In Japan, where few buildings are made to last, trees are mostly dispensable, and real estate remains among the world’s priciest, most architects simply nod politely to the notion of context.
But the Tokyo-based designer Hiroshi Nakamura worships it. Whether they are cupping leafy boughs, jutting between tree trunks, or echoing urban eclecticism, his quirky buildings fit their sites as perfectly as toes in a tabi sock. Nakamura’s environmental awareness began during his childhood in the city of Kanazawa, where he liked to build nestlike cardboard houses. As a student at Meiji University, he caught the attention of Kengo Kuma, who was serving as a competition juror and offered him a job in 1999.

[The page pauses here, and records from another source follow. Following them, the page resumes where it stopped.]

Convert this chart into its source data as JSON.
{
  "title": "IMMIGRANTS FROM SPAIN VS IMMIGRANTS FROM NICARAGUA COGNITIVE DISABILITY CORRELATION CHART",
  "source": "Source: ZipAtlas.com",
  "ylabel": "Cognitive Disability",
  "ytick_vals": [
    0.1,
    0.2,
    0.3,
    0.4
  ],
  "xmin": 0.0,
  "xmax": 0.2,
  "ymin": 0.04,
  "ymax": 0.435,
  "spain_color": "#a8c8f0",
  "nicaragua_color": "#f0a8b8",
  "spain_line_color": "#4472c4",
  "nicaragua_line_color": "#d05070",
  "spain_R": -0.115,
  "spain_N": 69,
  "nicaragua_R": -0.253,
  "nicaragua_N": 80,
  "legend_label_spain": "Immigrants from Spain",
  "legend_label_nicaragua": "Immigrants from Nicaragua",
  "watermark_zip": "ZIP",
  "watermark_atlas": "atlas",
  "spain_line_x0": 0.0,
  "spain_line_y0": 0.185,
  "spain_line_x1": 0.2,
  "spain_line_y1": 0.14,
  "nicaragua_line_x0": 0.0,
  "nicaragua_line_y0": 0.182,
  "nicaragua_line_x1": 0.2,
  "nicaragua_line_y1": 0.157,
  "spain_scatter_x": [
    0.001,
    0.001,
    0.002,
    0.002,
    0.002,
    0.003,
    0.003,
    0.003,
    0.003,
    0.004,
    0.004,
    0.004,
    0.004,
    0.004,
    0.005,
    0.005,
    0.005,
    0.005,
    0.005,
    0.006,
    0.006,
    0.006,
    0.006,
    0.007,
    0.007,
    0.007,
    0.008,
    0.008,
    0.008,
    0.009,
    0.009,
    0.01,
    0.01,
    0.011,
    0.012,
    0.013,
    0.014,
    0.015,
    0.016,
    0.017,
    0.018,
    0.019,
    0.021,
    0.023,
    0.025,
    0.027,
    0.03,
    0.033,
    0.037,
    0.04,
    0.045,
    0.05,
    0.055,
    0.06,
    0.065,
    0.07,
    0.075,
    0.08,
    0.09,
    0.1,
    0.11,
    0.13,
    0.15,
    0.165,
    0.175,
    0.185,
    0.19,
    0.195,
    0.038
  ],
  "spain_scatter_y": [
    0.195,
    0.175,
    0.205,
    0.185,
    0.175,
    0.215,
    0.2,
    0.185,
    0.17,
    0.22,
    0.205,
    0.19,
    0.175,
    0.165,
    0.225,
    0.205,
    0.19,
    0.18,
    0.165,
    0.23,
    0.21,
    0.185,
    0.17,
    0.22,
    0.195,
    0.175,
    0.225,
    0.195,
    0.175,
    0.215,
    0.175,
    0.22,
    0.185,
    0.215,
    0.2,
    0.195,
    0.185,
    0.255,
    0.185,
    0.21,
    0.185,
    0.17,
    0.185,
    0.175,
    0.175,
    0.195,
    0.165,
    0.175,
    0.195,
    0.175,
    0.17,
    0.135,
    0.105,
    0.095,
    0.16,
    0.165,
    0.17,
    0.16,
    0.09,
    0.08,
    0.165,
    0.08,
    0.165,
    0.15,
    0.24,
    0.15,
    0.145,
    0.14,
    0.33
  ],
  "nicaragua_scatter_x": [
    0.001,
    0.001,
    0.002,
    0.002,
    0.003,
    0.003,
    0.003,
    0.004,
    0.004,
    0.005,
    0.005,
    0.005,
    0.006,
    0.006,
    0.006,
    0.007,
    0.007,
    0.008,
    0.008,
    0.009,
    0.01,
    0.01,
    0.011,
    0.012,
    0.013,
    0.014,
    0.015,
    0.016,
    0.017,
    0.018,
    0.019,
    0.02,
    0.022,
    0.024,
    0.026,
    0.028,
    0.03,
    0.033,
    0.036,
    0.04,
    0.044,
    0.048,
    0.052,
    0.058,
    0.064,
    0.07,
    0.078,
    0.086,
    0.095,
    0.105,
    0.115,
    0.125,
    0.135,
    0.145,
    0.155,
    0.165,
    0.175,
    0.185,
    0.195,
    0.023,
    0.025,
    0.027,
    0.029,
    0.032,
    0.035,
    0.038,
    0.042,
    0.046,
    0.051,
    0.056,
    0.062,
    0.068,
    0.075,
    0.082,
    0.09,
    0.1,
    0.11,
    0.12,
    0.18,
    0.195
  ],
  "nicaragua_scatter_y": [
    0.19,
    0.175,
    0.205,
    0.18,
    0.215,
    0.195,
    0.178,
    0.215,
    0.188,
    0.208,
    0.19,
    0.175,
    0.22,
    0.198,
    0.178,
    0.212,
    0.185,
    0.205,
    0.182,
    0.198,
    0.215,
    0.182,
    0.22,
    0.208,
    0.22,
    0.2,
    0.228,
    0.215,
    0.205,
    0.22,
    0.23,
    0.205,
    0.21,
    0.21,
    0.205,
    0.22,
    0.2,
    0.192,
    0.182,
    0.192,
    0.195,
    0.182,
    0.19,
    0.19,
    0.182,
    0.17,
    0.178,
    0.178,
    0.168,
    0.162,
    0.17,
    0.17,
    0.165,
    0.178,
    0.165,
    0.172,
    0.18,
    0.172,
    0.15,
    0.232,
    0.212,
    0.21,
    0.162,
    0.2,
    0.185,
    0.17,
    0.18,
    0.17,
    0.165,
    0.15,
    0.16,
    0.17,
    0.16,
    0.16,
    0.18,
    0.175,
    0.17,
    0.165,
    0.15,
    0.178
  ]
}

In the Japanese town Oyama Hiroshi Nakamirae found space for a museum among 19 trees. Instead of starting with the building, Nakamura began this project by thinking about its garden. To render the site suitable for his vision of a museum, he had to transform the banal, suburban property in Tochigi Prefecture into a richly planted environment.
Designed to fill in the gaps between the trees in his man-made forest, the building dips to conform to low-hanging boughs and rises where there is a break in the foliage.
As if walking through a grove of trees, visitors stoop to enter the building, then experience art enhanced by views of nature.
In 2007 the architect completed a Tokyo apartment complex named Dancing Trees, Singing Birds and right now, Nakamura is working on Upper Forest, a large commercial complex that will actually add trees to the city.